Trever Ehrfurth
Data Engineer
Docker Overlay2 Balooning Issue Fix
When I just started learning Docker and all of its wonders, I was so excited for all the new containers and services I could deploy at ease. Until I started discovering a small problem, much like a sliver that grew to a rather annoying and sometimes detrimental issue causing outages.
I am of course talking about the rogue Overlay2 directory.
A directory that likes to balloon out beyond control, taking all of your VM's memory for hostage and causing whatever services that read/write on your docker container to seize and lock up. An issue that has plagued so many in the community, one could (and this one has) spent countless hours, days, weeks, and yes months; troubleshooting this annoying and persistent thorn that has taken much of the magic away from developers, homelaber's and enthusiasts alike.
I was immediately baffled by how many posts and cries for help were plastered all over the internet in forums, help sites, reddit threads and more. I couldn't imagine why such a common and widespread issue had not been alleviated in this span of time. One of my favorite findings from someone who knew more than most had said "It's not a bug, it’s a feature" and I whole heartedly hoped they were jesting. In part, I’ve come to understand they were not and it is both a blessing and a curse.
What is Docker Overlay2?
Overlay2 can get complicated quick, and a detailed explanation of overlay2 and other docker storage drivers are available on dockers website. In short, its the preferred method for the container file system. The var/lib/docker/overlay2 folder represents a file system that every file on that the container read or writes can be found within. It is a Union File System, the container does not make direct modifications to any original files so there may be two copies of the same file. The base image or original files are stored in a "lowerdir", the modified files are stored in the "upperdir" and the combination of the two is the "merged" folder. For example, there is a file called foo that is 50mb in the "lowerdir". The container writes to the file which causes a modified file containing the changes to exist in the "upperdir".
How to Investigate
If you have spent hours scouring the web for fixes, you've most likely come across many or possibly all of these attempts to fix the problem. There is no one fix-all solution here unfortunately.

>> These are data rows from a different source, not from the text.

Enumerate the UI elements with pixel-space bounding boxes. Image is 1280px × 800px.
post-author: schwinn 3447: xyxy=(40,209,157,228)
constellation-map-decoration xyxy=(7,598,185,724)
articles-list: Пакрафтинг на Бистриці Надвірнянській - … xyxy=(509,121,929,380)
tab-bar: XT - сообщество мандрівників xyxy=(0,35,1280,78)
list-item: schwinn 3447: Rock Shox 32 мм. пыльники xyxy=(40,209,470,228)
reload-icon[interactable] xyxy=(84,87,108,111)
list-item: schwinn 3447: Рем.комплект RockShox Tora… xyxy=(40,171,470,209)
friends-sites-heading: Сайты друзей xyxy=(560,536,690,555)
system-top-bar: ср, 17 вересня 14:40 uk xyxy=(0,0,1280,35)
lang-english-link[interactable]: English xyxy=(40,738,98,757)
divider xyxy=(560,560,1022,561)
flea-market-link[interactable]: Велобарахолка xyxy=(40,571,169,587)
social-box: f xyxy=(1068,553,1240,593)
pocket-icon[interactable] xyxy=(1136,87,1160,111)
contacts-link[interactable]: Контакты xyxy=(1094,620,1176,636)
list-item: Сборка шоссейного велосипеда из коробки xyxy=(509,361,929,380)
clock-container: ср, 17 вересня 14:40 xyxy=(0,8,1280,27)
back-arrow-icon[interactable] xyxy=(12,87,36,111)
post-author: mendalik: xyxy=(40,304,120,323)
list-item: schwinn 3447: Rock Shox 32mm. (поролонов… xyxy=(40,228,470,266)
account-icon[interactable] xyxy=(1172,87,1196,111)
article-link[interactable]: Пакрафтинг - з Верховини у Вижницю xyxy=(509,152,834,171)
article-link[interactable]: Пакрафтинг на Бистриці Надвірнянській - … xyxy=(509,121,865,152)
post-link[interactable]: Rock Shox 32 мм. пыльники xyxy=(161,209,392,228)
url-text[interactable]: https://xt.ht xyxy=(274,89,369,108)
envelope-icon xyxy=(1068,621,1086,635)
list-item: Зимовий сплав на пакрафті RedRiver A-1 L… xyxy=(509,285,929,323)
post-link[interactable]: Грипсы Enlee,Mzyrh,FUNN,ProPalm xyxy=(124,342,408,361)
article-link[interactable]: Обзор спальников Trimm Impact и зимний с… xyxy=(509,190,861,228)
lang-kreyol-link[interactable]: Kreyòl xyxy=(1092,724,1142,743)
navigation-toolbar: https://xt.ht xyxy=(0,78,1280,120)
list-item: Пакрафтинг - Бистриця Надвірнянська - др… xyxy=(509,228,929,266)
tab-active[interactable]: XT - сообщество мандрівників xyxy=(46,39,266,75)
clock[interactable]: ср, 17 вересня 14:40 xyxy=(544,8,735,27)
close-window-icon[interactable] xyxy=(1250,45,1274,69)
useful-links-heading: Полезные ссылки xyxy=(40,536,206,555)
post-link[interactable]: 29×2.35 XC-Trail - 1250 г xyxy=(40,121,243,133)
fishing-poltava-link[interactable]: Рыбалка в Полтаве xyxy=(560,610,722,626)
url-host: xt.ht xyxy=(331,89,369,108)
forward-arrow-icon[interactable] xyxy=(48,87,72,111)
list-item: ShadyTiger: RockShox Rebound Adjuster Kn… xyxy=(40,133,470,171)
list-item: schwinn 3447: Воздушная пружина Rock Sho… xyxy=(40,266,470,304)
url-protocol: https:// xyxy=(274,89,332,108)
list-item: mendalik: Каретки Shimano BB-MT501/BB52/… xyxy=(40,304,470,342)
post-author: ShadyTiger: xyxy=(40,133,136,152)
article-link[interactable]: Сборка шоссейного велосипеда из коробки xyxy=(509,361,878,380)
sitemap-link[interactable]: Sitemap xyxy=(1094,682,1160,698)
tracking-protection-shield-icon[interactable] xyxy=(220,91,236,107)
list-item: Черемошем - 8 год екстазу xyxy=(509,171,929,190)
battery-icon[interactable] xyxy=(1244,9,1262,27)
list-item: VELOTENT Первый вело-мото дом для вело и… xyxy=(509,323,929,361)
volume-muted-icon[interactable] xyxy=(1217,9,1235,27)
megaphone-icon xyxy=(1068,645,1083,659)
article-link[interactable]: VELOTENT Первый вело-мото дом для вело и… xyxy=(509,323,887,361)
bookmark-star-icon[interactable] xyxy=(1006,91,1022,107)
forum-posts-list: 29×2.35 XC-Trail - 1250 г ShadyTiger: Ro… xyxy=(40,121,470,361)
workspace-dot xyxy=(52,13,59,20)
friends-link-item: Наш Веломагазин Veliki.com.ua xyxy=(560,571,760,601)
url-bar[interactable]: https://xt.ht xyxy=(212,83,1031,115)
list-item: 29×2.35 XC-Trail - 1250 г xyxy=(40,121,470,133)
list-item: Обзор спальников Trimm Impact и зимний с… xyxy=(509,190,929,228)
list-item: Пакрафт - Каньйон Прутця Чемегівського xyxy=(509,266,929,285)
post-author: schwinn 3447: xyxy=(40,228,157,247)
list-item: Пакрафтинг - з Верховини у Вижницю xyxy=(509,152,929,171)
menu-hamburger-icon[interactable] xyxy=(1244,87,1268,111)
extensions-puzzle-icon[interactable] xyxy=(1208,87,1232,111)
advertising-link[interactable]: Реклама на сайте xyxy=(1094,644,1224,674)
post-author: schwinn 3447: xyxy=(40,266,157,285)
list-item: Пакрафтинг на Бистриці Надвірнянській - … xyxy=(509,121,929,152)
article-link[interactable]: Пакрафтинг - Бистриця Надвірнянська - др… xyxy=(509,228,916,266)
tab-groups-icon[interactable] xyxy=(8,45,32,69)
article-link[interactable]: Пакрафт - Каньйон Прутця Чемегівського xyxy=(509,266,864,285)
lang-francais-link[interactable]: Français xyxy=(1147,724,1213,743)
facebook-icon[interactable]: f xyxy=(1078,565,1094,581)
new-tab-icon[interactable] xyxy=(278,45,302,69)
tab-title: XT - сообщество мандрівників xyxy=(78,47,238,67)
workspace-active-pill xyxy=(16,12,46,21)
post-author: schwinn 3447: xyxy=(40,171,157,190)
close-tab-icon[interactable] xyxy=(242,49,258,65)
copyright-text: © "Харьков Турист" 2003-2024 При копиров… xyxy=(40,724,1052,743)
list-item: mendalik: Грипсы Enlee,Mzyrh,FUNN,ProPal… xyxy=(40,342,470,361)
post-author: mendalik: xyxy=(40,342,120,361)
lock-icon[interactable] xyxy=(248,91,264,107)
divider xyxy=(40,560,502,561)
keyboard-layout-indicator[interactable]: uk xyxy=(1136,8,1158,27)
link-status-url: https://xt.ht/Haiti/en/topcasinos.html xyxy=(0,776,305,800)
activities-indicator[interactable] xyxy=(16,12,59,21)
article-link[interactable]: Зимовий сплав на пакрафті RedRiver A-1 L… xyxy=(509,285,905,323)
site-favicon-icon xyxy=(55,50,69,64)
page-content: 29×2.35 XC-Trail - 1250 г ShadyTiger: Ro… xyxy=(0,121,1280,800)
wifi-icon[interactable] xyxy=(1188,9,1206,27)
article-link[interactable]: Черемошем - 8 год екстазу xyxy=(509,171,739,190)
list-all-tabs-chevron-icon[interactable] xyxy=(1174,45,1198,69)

Running a docker system prune might do the trick for you. This however, only removes available space of non-running containers and images. You can check your available space with this command:
docker system df
If you wish to take it a step further, you may stop all of your running containers to clear them out as well. This is non-destructive and won't interfere or delete configs and important files when brought back up. Here is a quick snippet to stop all containers and prune:
docker stop $(docker ps -a -q)
docker system prune -a
Once these are ran you can redeploy your containers/stacks or run your docker compose up commands.
If you are like me, this did not solve much, if anything. Another reason may be due to growing log files. This usually is a slow growing problem unless you have dozens of very active containers. To quickly find if logs are your issue, you can run this command to determine the space of all your docker logs:
find /var/lib/docker/containers -type f -name "*.log" | xargs du -sh
You cannot delete running containers logs safely. But a clever way around this is simply truncating. You can truncate all your container logs to free up space with this:
truncate -s 0 /var/lib/docker/containers/*/*-json.log
Yet again, this helped, but did not solve my problem. These solutions may help some of you or at least give you the means of some quick and easy cleanup if/when necessary. Next I will finally go into what solved the issue for me across all my virtual machines and servers.
The Fix
After weeks of trial and error, I have found this issue for this in my use case that I believe applies to many out there facing this same issue. If you are like me, and love to have a nice GUI for docker and are using Portainer, this might be the key to fixing your issues as well as mine.
In my VM's, I always install docker and portainer and launched all of my containers through stacks which were essentially my docker-compose.yaml files.
I found portainer and that setup was my culprit all along. In that setup and whilst using stacks to house and deploy everything, my disk space was eaten up quickly and hastened with more services deployed. What solved all of my issues was simply not running my docker-compose code in stacks, and creating an actual docker-compose.yaml file in my docker directory and using docker compose up -d to deploy the services and not portainer.
It seems portainer has some extra bits in the way that cause this issue and running everything natively from within docker and just letting portainer handle visualization of the containers is the best route to go. While it may add some inconvenience to a few, this actually adds more functionality once you get more familiar with docker as you have the ability to setup cron jobs for not only stopping your containers but removing them and relaunching them with two simple commands. In the event you ever need to do a clear out, you can run these or simply set them to a schedule such as once a week while you are doing your other backups. The commands for stopping and starting:
docker compose down
docker compose up -d
In conclusion, while portainer is great for visualizing running containers, viewing logs and even restarting some broken containers, do not rely on it to run and manage what docker does best. Remove the middle man and keep your docker instance as intended, with docker-compose.yaml files. As you learn docker and portainer, many will show you launching services from portainer stacks or even creating containers on their own. While this does work, it can create some odd quirks that end up being more problematic than they're worth.